You implement crawl scoping to control which URLs are crawled in the default.xml file..

A crawl scope defines the conditions under which a URL is considered within the scope of a crawl. A URL is within the crawl scope if it should be fetched for that crawl.

Crawl scoping is applied before all other filters, including the regular expressions in the crawl-urlfilter.txt file and custom plugins. This order of URL filtering means that even if a URL makes it through the crawl scope filter, it may still be filtered out by the crawl-urlfilter.txt file. However, a URL that is excluded by the crawl scope filter cannot be added by the crawl-urlfilter.txt file.

The crawl scope properties are listed in the following table.
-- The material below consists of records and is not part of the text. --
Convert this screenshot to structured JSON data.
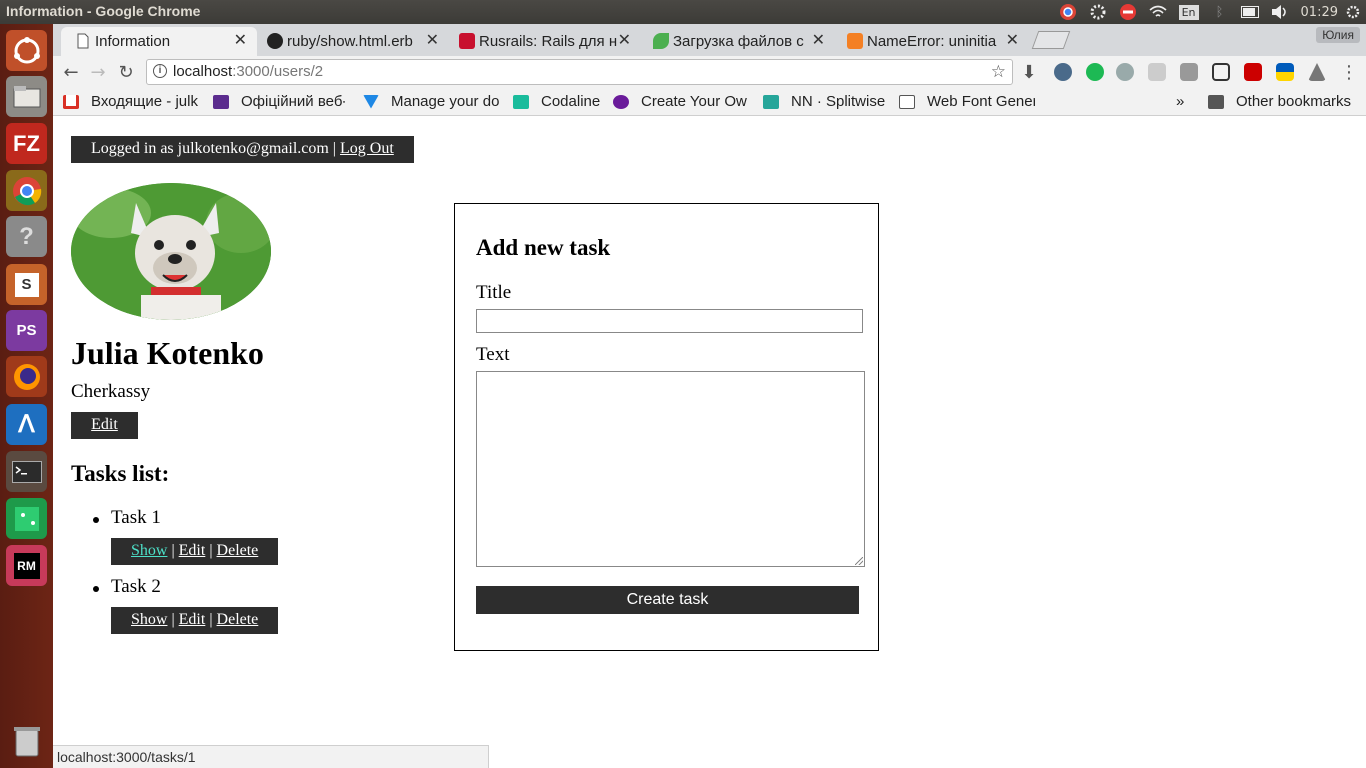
{
  "os": {
    "window_title": "Information - Google Chrome",
    "tray_lang": "En",
    "clock": "01:29"
  },
  "launcher": {
    "items": [
      "ubuntu-icon",
      "files-icon",
      "filezilla-icon",
      "chrome-icon",
      "help-icon",
      "sublime-icon",
      "phpstorm-icon",
      "firefox-icon",
      "bluegriffon-icon",
      "terminal-icon",
      "green-app-icon",
      "rubymine-icon",
      "trash-icon"
    ],
    "labels": {
      "filezilla": "FZ",
      "sublime": "S",
      "phpstorm": "PS",
      "rubymine": "RM"
    }
  },
  "browser": {
    "tabs": [
      {
        "title": "Information",
        "icon_color": "#ffffff"
      },
      {
        "title": "ruby/show.html.erb",
        "icon_color": "#222222"
      },
      {
        "title": "Rusrails: Rails для н",
        "icon_color": "#c8102e"
      },
      {
        "title": "Загрузка файлов с",
        "icon_color": "#4caf50"
      },
      {
        "title": "NameError: uninitia",
        "icon_color": "#f48024"
      }
    ],
    "profile_name": "Юлия",
    "url_host": "localhost",
    "url_rest": ":3000/users/2",
    "bookmarks": [
      {
        "label": "Входящие - julk",
        "icon_color": "#d93025"
      },
      {
        "label": "Офіційний веб-",
        "icon_color": "#5b2c8e"
      },
      {
        "label": "Manage your do",
        "icon_color": "#1e88e5"
      },
      {
        "label": "Codaline",
        "icon_color": "#1abc9c"
      },
      {
        "label": "Create Your Ow",
        "icon_color": "#6a1b9a"
      },
      {
        "label": "NN · Splitwise",
        "icon_color": "#26a69a"
      },
      {
        "label": "Web Font Gener",
        "icon_color": "#ffffff"
      }
    ],
    "bookmarks_overflow": "»",
    "other_bookmarks": "Other bookmarks",
    "status_url": "localhost:3000/tasks/1"
  },
  "page": {
    "logged_in_text": "Logged in as julkotenko@gmail.com |",
    "logout_label": "Log Out",
    "user": {
      "name": "Julia Kotenko",
      "city": "Cherkassy",
      "edit_label": "Edit"
    },
    "tasks_heading": "Tasks list:",
    "tasks": [
      {
        "title": "Task 1",
        "show": "Show",
        "edit": "Edit",
        "delete": "Delete"
      },
      {
        "title": "Task 2",
        "show": "Show",
        "edit": "Edit",
        "delete": "Delete"
      }
    ],
    "form": {
      "heading": "Add new task",
      "title_label": "Title",
      "title_value": "",
      "text_label": "Text",
      "text_value": "",
      "submit_label": "Create task"
    }
  }
}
Property Name	Property Value
`crawlscope.mode`	`ANY`, `SAME_DOMAIN`, or `SAME_HOST` (default is `SAME_HOST`). Specifies the mode for crawl scoping.
`crawlscope.on-redirected-seed`	Boolean value (default is `true`). Specifies whether to filter a URL based on its seed or its redirected seed.
`crawlscope.top-level-domains.generic`	Space-delimited list of top-level domain names. Do not modify this list because it may affect how domain names are retrieved. Contains a list of generic top-level domain names.
`crawlscope.top-level-domains.additional`	Space-delimited list of top-level domain names (default is empty). Specifies additional top-level domain names that are pertinent to your crawls.